It promises to be perfect weather for a road trip. Early fall; a drive from Spokane, Washington to Butte, Montana. Big sky, blue skies as we climb up the mountain passes of northern Idaho, then down onto Montana’s high plains. My sister and I have been in the rental car for three hours, our only detour so far a kitschy Western gift shop featuring slot machines, art painted on tree stumps, an alarming number of saber-like knives, and a giant wooden Indian.
“I love,” she says, eyeing the gorgeous view out the window. “Tell me your name.”
I turn slightly toward her so she can watch me form the word she so desperately wants to remember. I open my mouth, emphasizing the vibration in my throat and make the “Ka” sound, then place my tongue between my front teeth and draw the syllable out, “thy.” “Kathy.” I repeat my name a few more times, like this is a perfectly normal thing we are doing.
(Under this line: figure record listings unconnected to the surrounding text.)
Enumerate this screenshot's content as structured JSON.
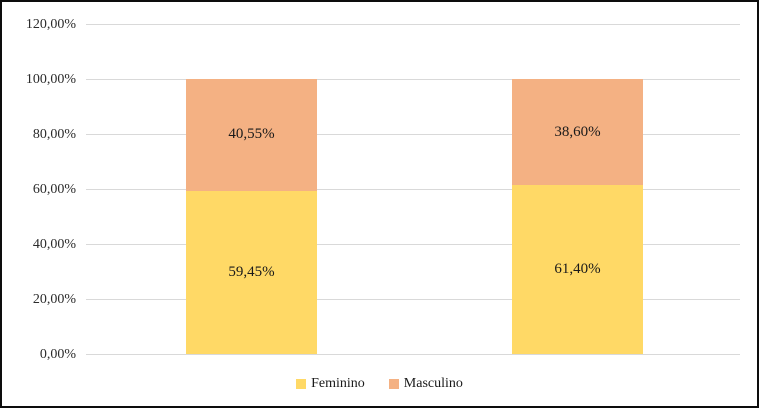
{
  "chart_data": {
    "type": "bar",
    "stacked": true,
    "title": "",
    "xlabel": "",
    "ylabel": "",
    "categories": [
      "",
      ""
    ],
    "series": [
      {
        "name": "Feminino",
        "color": "#FFD966",
        "values": [
          59.45,
          61.4
        ],
        "value_labels": [
          "59,45%",
          "61,40%"
        ]
      },
      {
        "name": "Masculino",
        "color": "#F4B183",
        "values": [
          40.55,
          38.6
        ],
        "value_labels": [
          "40,55%",
          "38,60%"
        ]
      }
    ],
    "ylim": [
      0,
      120
    ],
    "ytick_step": 20,
    "ytick_labels": [
      "0,00%",
      "20,00%",
      "40,00%",
      "60,00%",
      "80,00%",
      "100,00%",
      "120,00%"
    ],
    "grid": true,
    "legend_position": "bottom"
  },
  "colors": {
    "gridline": "#d9d9d9",
    "border": "#0d0d0d",
    "background": "#ffffff",
    "tick_text": "#2b2b2b",
    "label_text": "#1a1a1a"
  }
}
“Ka-thy, Ka-thy, Kathy,” she says, after a few false starts, like she has just solved a difficult algebraic equation.
“Yes,” I crow, “That’s great!” I wait a minute, then sounding even to myself like a kindergarten teacher, ask her again. “What’s my name?”
Silence. “Calm,” she says, as she fans herself with her hand like she has become overheated. “Calm” is what she says when she gets upset because the words aren’t there.
My sister, at fifty-five, is thirteen months younger than I am. (I’m the oldest; she is second oldest of six girls in our family.) Four months before our road trip she fell down a flight of concrete stairs and landed on her head at the bottom, fracturing her skull. Not even sure she would live; her surgeon had performed surgery to reduce pressure in her injured brain. This was the left side of her brain, where speech and memory reside. I live near Philadelphia, but when I got the news I made plans to fly to Spokane to see her in the ICU. She was there for three weeks, then moved to rehab for a few weeks, and then was released to the care of her boyfriend. I flew out a second time to help with that transition. Now I am here to help her move her things out of her house in Butte. She has to sell the house and spend an unknown stretch of time in the care of others recovering from her injury.